Let $T$ be a measure-preserving transformation on a probability space $(\Omega, \mathcal{F}, P)$ and let $A \in \mathcal{F}$ such that $P(A) > 0$.
(i) Show that there exists $n \geq 1 $such that $P(A ∩ T ^{−n}A) > 0$.
(ii) Using part (a), show that for a.e. $\omega \in A$, $T ^n(\omega) \in A$ for infinitely many $n ≥ 1$.
It is given that $P(T^{-1}(A))= P(A) \ \forall A \in \mathcal{F}$. How do I proceed from here on?
For (i):
Suppose for a contradiction that $P(A\cap T^{-n}(A))=0$ for all $n\geq 1$, and consider the sets $A_n=T^{-n}(A)$. Since $P(A)>0$ and $T$ is a measure-preserving transformation, $P(A_n)=P(A)>0$. On the other hand, note that for $m<n$, \begin{align*} P(A_m\cap A_n)&=P(T^{-m}(A)\cap T^{-n}(A))=P(T^{-m}(A\cap T^{-(n-m)}(A)))\\ &=P(A\cap T^{-(n-m)}(A))=0. \end{align*}
Take $k\in\mathbb{N}$ large enough such that $k\cdot P(A)>1$. Then we have
\begin{align*} P\left(\bigcup_{n=1}^k A_n\right)=\sum_{n=1}^k P(A_n)=k\cdot P(A)>1 \end{align*}
which is a contradiction since we are working in a probability space.
For (ii):
Claim: For all $m\in\mathbb{N}$, the set $\displaystyle{B_m=\bigcap_{k\geq m}(A\setminus T^{-k}(A))}$ has probability zero.
Suppose $P(B_m)>0$ for some $m\in\mathbb{N}$. Note that since $T$ is a measure-preserving transformation, the function $S=T^m$ is also a measure-preserving transformation.

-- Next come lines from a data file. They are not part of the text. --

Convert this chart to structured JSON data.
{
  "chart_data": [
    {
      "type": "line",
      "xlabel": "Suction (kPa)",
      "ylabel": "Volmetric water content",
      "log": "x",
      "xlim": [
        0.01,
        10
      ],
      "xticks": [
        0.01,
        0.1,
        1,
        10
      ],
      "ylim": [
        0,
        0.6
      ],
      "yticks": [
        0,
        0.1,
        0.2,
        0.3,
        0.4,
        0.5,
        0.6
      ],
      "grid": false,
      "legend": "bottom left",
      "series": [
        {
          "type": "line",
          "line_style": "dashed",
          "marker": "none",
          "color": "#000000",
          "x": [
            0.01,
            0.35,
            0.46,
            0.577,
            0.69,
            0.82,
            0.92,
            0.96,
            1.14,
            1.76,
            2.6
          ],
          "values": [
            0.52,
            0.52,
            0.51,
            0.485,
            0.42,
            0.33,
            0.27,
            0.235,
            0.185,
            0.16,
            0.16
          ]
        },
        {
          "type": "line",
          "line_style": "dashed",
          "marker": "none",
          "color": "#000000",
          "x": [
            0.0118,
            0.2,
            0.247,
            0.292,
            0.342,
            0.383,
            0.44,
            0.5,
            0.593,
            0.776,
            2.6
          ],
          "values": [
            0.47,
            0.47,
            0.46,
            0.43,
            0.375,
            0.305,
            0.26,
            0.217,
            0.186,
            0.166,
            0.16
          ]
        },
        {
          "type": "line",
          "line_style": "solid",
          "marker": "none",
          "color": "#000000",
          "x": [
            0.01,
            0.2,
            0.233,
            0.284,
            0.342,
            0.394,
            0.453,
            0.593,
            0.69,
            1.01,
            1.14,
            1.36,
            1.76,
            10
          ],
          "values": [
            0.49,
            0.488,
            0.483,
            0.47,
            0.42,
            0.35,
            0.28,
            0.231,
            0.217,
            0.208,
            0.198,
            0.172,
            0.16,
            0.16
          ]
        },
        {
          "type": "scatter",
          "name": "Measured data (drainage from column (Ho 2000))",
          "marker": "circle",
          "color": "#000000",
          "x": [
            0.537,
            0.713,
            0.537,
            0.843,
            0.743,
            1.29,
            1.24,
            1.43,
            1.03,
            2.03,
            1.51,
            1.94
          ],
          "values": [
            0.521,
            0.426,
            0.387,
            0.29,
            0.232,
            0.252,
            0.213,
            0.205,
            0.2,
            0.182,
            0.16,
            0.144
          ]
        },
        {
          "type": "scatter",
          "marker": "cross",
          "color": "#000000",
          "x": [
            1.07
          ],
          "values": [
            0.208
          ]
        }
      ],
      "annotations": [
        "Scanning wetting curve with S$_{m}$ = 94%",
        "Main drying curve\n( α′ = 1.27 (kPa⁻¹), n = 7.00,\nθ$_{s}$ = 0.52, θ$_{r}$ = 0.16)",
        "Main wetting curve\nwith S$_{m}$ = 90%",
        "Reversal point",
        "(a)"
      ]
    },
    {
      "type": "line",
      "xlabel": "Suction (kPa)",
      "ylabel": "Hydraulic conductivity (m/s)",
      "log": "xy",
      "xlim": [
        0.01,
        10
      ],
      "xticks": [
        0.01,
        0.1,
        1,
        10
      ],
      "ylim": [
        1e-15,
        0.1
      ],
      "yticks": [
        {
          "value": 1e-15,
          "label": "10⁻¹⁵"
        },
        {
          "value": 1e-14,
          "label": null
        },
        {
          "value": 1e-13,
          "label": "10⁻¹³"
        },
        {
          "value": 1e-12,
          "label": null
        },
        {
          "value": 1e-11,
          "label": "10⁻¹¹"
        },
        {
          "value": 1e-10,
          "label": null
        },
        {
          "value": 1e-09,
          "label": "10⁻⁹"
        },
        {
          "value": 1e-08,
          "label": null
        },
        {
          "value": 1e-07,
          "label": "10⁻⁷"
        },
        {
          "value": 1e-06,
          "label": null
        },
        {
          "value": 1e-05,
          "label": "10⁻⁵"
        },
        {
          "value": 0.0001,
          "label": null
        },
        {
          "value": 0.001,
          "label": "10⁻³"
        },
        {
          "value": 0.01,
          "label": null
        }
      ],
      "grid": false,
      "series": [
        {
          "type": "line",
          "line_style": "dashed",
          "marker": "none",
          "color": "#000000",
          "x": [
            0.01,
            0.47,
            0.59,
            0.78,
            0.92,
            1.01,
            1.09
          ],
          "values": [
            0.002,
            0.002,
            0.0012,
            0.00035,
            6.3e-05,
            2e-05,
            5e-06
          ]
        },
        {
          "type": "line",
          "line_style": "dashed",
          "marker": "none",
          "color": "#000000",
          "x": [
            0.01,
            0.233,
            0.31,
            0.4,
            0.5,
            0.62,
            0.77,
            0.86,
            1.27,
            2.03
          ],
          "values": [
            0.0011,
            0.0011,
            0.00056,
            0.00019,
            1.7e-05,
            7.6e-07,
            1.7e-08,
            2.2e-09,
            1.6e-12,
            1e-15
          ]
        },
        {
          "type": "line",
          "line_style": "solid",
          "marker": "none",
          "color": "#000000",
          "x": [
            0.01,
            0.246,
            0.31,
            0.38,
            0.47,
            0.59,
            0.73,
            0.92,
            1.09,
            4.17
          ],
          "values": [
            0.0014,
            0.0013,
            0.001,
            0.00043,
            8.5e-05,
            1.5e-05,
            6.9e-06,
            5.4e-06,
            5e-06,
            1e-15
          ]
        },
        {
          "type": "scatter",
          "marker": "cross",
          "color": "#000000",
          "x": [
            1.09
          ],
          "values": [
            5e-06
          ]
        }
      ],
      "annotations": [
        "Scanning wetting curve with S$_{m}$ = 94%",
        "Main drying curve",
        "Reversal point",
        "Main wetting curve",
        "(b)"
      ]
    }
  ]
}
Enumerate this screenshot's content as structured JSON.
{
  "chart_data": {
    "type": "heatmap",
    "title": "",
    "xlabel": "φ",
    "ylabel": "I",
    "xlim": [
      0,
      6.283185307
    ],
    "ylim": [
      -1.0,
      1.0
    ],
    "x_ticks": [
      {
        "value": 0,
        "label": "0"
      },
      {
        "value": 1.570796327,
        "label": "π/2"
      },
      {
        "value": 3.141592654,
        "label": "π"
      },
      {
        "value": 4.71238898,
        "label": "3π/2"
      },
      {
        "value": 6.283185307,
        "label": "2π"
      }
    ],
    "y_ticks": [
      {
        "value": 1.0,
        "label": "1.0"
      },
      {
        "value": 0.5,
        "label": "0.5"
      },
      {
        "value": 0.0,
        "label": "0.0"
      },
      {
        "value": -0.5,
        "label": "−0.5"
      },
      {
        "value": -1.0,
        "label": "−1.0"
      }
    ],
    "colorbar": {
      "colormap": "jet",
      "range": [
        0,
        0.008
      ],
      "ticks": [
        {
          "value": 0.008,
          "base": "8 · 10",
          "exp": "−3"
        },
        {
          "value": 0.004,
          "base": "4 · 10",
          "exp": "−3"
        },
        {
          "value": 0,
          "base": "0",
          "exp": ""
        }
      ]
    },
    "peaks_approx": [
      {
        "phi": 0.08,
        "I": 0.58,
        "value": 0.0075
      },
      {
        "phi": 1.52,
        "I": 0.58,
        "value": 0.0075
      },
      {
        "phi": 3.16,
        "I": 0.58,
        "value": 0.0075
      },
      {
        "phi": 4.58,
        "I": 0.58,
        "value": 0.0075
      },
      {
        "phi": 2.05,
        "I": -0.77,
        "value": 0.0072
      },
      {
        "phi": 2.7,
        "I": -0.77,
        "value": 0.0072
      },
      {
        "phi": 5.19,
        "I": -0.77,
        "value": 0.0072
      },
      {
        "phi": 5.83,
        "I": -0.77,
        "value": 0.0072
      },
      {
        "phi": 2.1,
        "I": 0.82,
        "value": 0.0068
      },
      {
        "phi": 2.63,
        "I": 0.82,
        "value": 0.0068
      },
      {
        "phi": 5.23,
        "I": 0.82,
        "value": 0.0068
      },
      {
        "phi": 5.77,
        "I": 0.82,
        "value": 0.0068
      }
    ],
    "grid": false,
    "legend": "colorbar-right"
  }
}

Thus, by (i), there is $n\geq 1$ such that $$0<P(B_m\cap S^{-n}(B_m))=P(B_m\cap T^{-n\cdot m}(B_m)).\hspace{1cm} (*)$$
On the other hand, if $\omega\in B_m\cap T^{-n\cdot m}(B_m)$ we would have $\omega\in A$, $T^{n\cdot m}(\omega)\in A$ and $T^{k}(\omega)\not\in A$. This shows that $B_m\cap S^{-n}(B_m)=\emptyset$, which contradicts $(*)$.
Now, notice that
\begin{align*} A'&=\{\omega\in A:T^n(\omega)\in A \text{ only for finitely many $n\geq 1$}\}\\ &=\{\omega\in A: \text{there is some $m$ such that $T^k(\omega)\not\in A$ for all $k\geq m$}\}\\ &=\bigcup_{m\in\mathbb{N}} B_m \end{align*} and by the claim, $\displaystyle{P(A')\leq \sum_{m\geq 1}P(B_m)=0}$. Therefore, for almost all $\omega\in A$ we have that $T^n(\omega)\in A$ for infinitely many $n\geq 1$.